Please consider following table
Table Name: mytable
model_id | event_name | time_of_event |
---|---|---|
9 | CREATE | 2016-01-01 00:00:00 |
9 | UPDATE | 2016-01-01 01:00:00 |
9 | DELETE | 2016-01-01 02:00:00 |
3 | CREATE | 2016-01-01 03:00:00 DUPLICATE |
3 | CREATE | 2016-01-01 03:00:00 DUPLICATE delete this |
3 | DELETE | 2016-01-01 04:00:00 |
How to delete 5th entry from above table i.e. delete row with exactly same value from table. In above example no column is unique.
Please keep in mind that database could be huge and I don't want to recreate or republish data with distinct values into the table.
// Use below code to create above example
CREATE TABLE mytable(
model_id integer,
event_name varchar(7),
time_of_event timestamp
);
INSERT INTO mytable
(model_id, event_name, time_of_event)
VALUES
(9, 'CREATE', '2016-01-01 00:00:00'),
(9, 'UPDATE', '2016-01-01 01:00:00'),
(9, 'DELETE', '2016-01-01 02:00:00'),
(3, 'CREATE', '2016-01-01 03:00:00'),
(3, 'CREATE', '2016-01-01 03:00:00'),
(3, 'DELETE', '2016-01-01 04:00:00');
SELECT * FROM mytable;
CodePudding user response:
Having two or more rows with identical values is a sign of very bad design. I suppose model_id
is the table's primary key. I wonder how did you end up in this situation.
I don't want to recreate or republish data with distinct values into the table.
One possible solution is to add (not recreate/republish) a column with unique values to your table, then delete the duplicate rows you want.

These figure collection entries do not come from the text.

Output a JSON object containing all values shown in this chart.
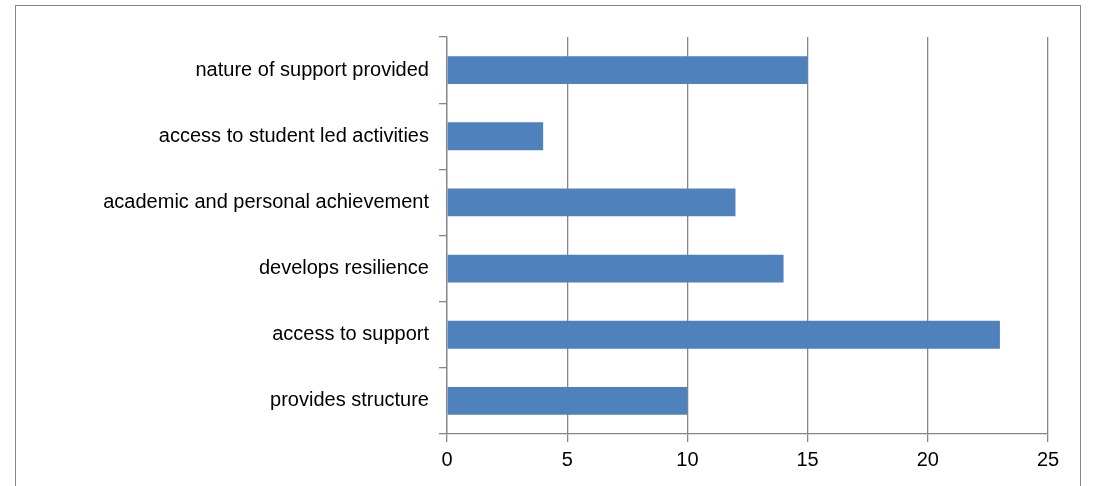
{
  "chart_data": {
    "type": "bar",
    "orientation": "horizontal",
    "categories": [
      "nature of support provided",
      "access to student led activities",
      "academic and personal achievement",
      "develops resilience",
      "access to support",
      "provides structure"
    ],
    "values": [
      15,
      4,
      12,
      14,
      23,
      10
    ],
    "color": "#4f81bd",
    "xlim": [
      0,
      25
    ],
    "xticks": [
      0,
      5,
      10,
      15,
      20,
      25
    ],
    "grid": "x",
    "legend": false
  }
}
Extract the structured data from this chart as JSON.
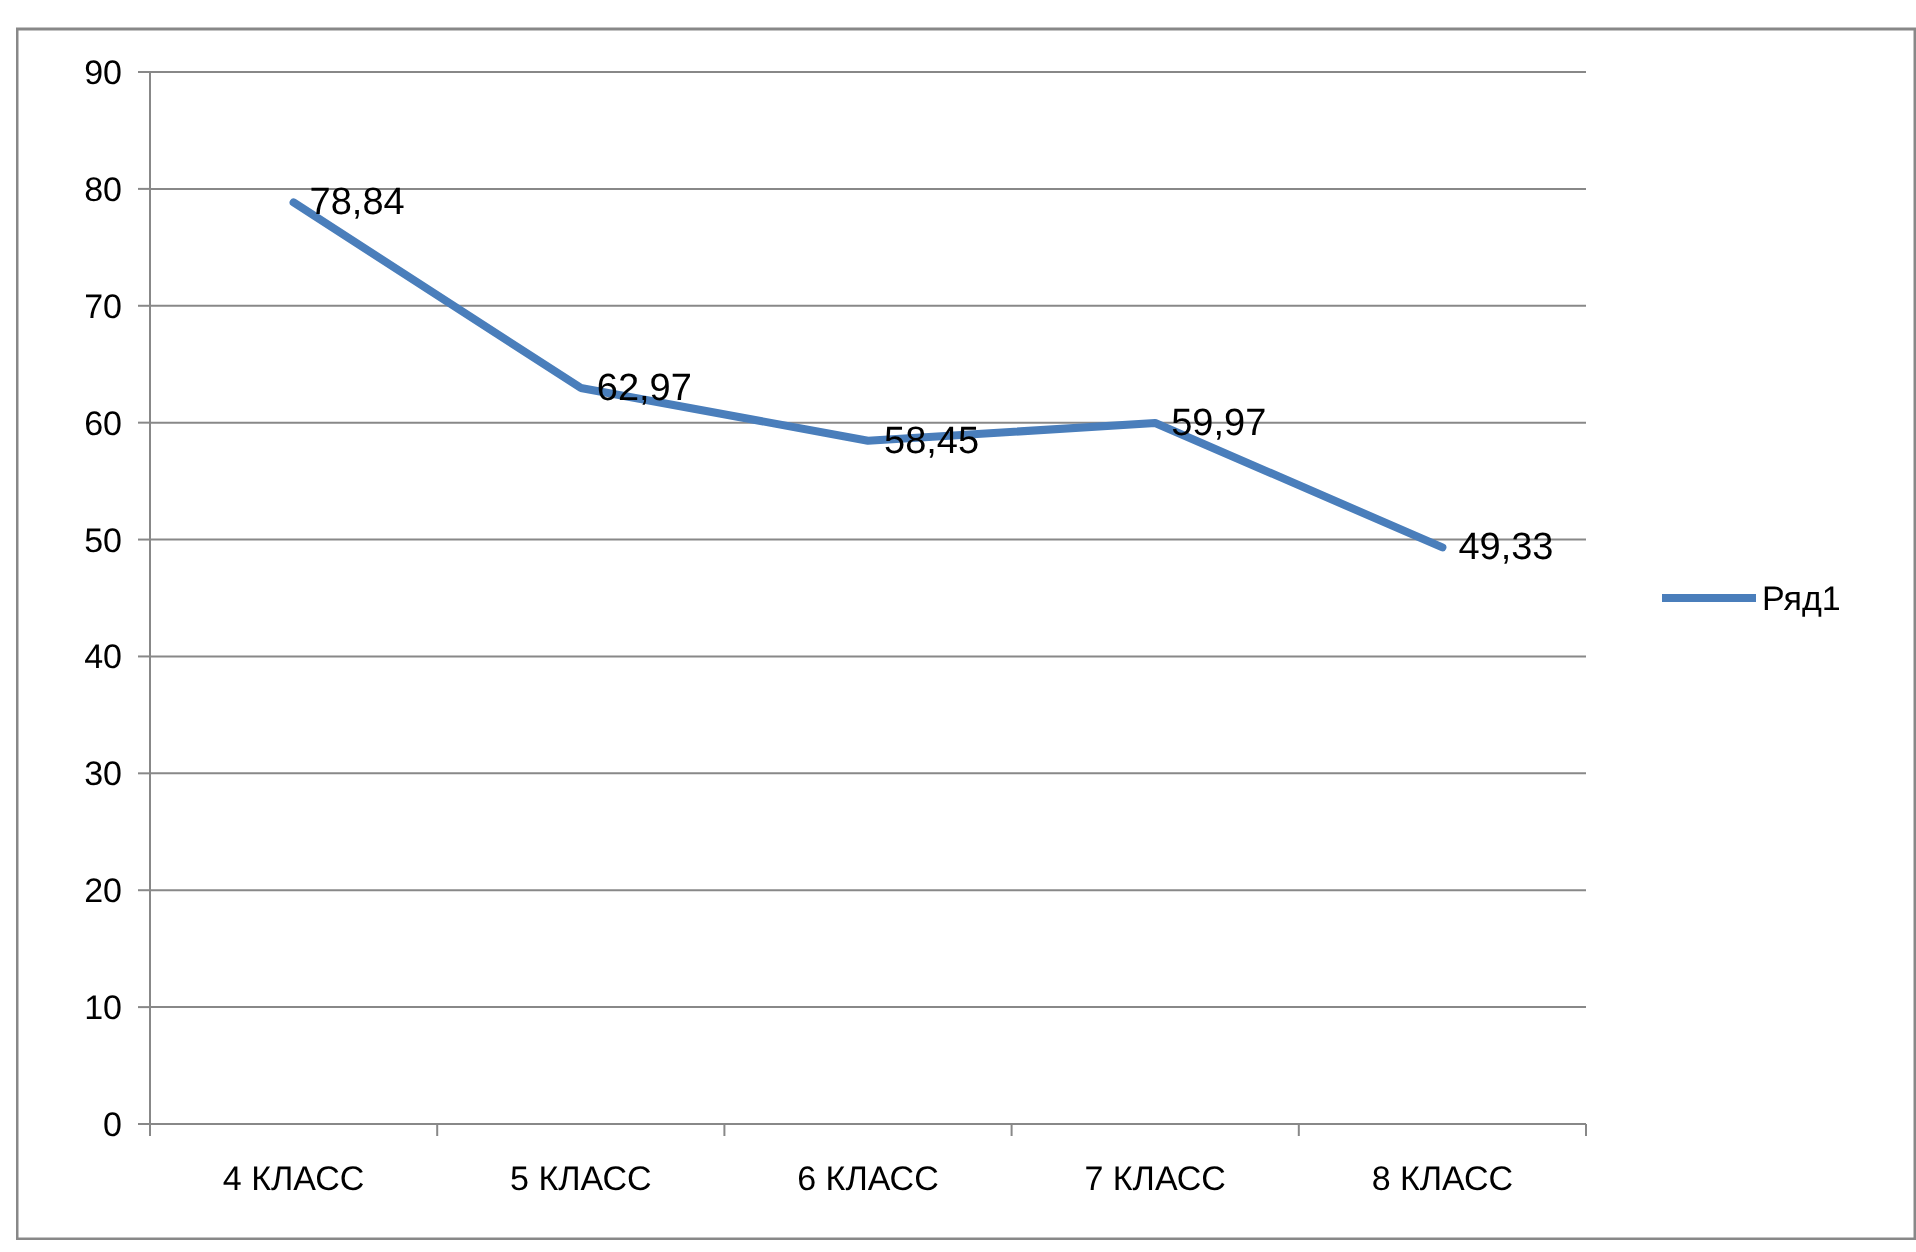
{
  "chart_data": {
    "type": "line",
    "categories": [
      "4 КЛАСС",
      "5 КЛАСС",
      "6 КЛАСС",
      "7 КЛАСС",
      "8 КЛАСС"
    ],
    "series": [
      {
        "name": "Ряд1",
        "color": "#4a7ebb",
        "values": [
          78.84,
          62.97,
          58.45,
          59.97,
          49.33
        ]
      }
    ],
    "value_labels": [
      "78,84",
      "62,97",
      "58,45",
      "59,97",
      "49,33"
    ],
    "ylim": [
      0,
      90
    ],
    "yticks": [
      0,
      10,
      20,
      30,
      40,
      50,
      60,
      70,
      80,
      90
    ],
    "grid": "y",
    "legend": "right",
    "marker": "none",
    "line_style": "solid"
  }
}
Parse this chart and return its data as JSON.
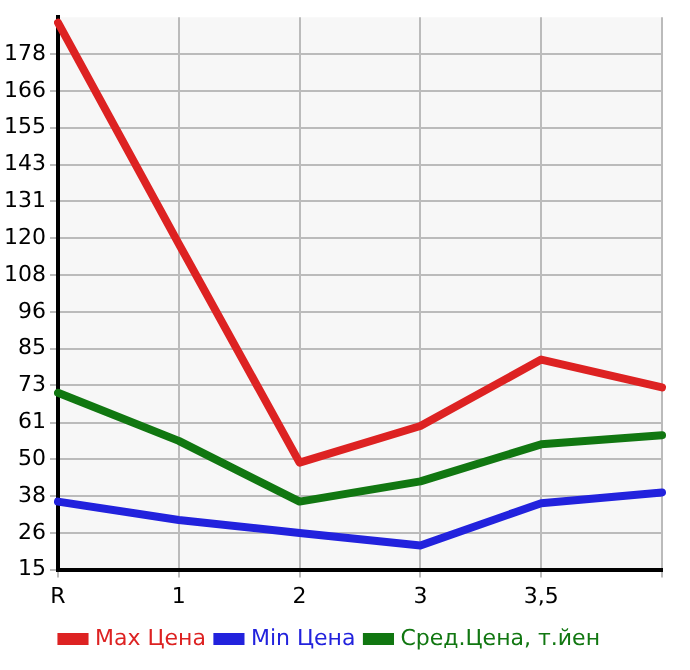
{
  "chart_data": {
    "type": "line",
    "categories": [
      "R",
      "1",
      "2",
      "3",
      "3,5",
      null
    ],
    "series": [
      {
        "name": "Max Цена",
        "color": "#dd2222",
        "values": [
          187.9,
          118,
          48.8,
          60.4,
          81.4,
          72.6
        ]
      },
      {
        "name": "Min Цена",
        "color": "#2222dd",
        "values": [
          36.5,
          30.7,
          26.6,
          22.6,
          36.0,
          39.4
        ]
      },
      {
        "name": "Сред.Цена, т.йен",
        "color": "#117711",
        "values": [
          70.9,
          55.7,
          36.5,
          42.9,
          54.6,
          57.5
        ]
      }
    ],
    "ylim": [
      15,
      189.64
    ],
    "yticks": [
      15,
      {
        "value": 26.49,
        "label": "26"
      },
      {
        "value": 38.29,
        "label": "38"
      },
      {
        "value": 49.93,
        "label": "50"
      },
      {
        "value": 61.49,
        "label": "61"
      },
      {
        "value": 73.21,
        "label": "73"
      },
      {
        "value": 84.86,
        "label": "85"
      },
      {
        "value": 96.5,
        "label": "96"
      },
      {
        "value": 108.14,
        "label": "108"
      },
      {
        "value": 119.79,
        "label": "120"
      },
      {
        "value": 131.43,
        "label": "131"
      },
      {
        "value": 143.07,
        "label": "143"
      },
      {
        "value": 154.71,
        "label": "155"
      },
      {
        "value": 166.36,
        "label": "166"
      },
      178
    ],
    "grid": true,
    "legend": "bottom",
    "marker": "none",
    "line_style": "solid"
  }
}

ALTER TABLE mytable ADD COLUMN MyTableID INT;
You need to fill this column with unique values:
SET @i := 0;
UPDATE MyTable SET MyTableID = @i:=(@i 1) WHERE 1=1;
Next, you can write the following query:
SELECT
MT.MyTableID, MT.model_id, MT.event_name, MT.time_of_event
FROM
MyTable MT,
(SELECT model_id, event_name, time_of_event, COUNT(*)
FROM MyTable
GROUP BY model_id, event_name, time_of_event
HAVING COUNT(*) > 1
) TmpTable
WHERE
MT.model_id = TmpTable.model_id
AND MT.event_name = TmpTable.event_name
AND MT.time_of_event = TmpTable.time_of_event
;
Result:
MyTableID | model_id | event_name | time_of_event |
---|---|---|---|
4 | 3 | CREATE | 2016-01-01 03:00:00 |
5 | 3 | CREATE | 2016-01-01 03:00:00 |
You can now proceed with the deletion of duplicate rows:
DELETE FROM MyTable WHERE MyTableID IN (5 /*, the ones you wish */);
If you have too many duplicate values and you can't afford to delete them manually, you can do it like this:
DELETE FROM MyTable WHERE MyTableID IN (/* The previous long query */) LIMIT /* The number of rows of the previous long query - 1 */;
The -1
is to preserve one row of the duplicates. If you want to delete them all, remove the LIMIT
clause.
CodePudding user response:
Try with a helper table that contains the duplicates, but only one each:
With this scenario: ...
CREATE TABLE mytable(
model_id integer,event_name VARCHAR(8),time_of_event TIMESTAMP)
;
INSERT INTO mytable
-- your input data ...
SELECT 9,'CREATE',TIMESTAMP '2016-01-01 00:00:00'
UNION ALL SELECT 9,'UPDATE',TIMESTAMP '2016-01-01 01:00:00'
UNION ALL SELECT 9,'DELETE',TIMESTAMP '2016-01-01 02:00:00'
UNION ALL SELECT 3,'CREATE',TIMESTAMP '2016-01-01 03:00:00'
UNION ALL SELECT 3,'CREATE',TIMESTAMP '2016-01-01 03:00:00'
UNION ALL SELECT 3,'DELETE',TIMESTAMP '2016-01-01 04:00:00'
;
Create your helper table like so:
CREATE TABLE helper AS
SELECT
model_id
, event_name
, time_of_event
FROM mytable
GROUP BY
model_id
, event_name
, time_of_event
HAVING COUNT(*) > 1;
Then, use the helper
table to delete ... you will delete all rows, not only one of the duplicates ...
DELETE FROM mytable
WHERE(model_id,event_name,time_of_event) IN (
SELECT model_id,event_name,time_of_event FROM helper
);
And finally, insert all the rows from the helper
table back in again:
INSERT INTO mytable
SELECT * FROM helper;
COMMIT; -- if your connection is not auto-commit ...
But I'd like to add that, for most database systems, the other approach - to create a new table containing SELECT DISTINCT * FROM old_table
is the faster alternative as soon as we are talking about around 20 to 25 % of the total row count.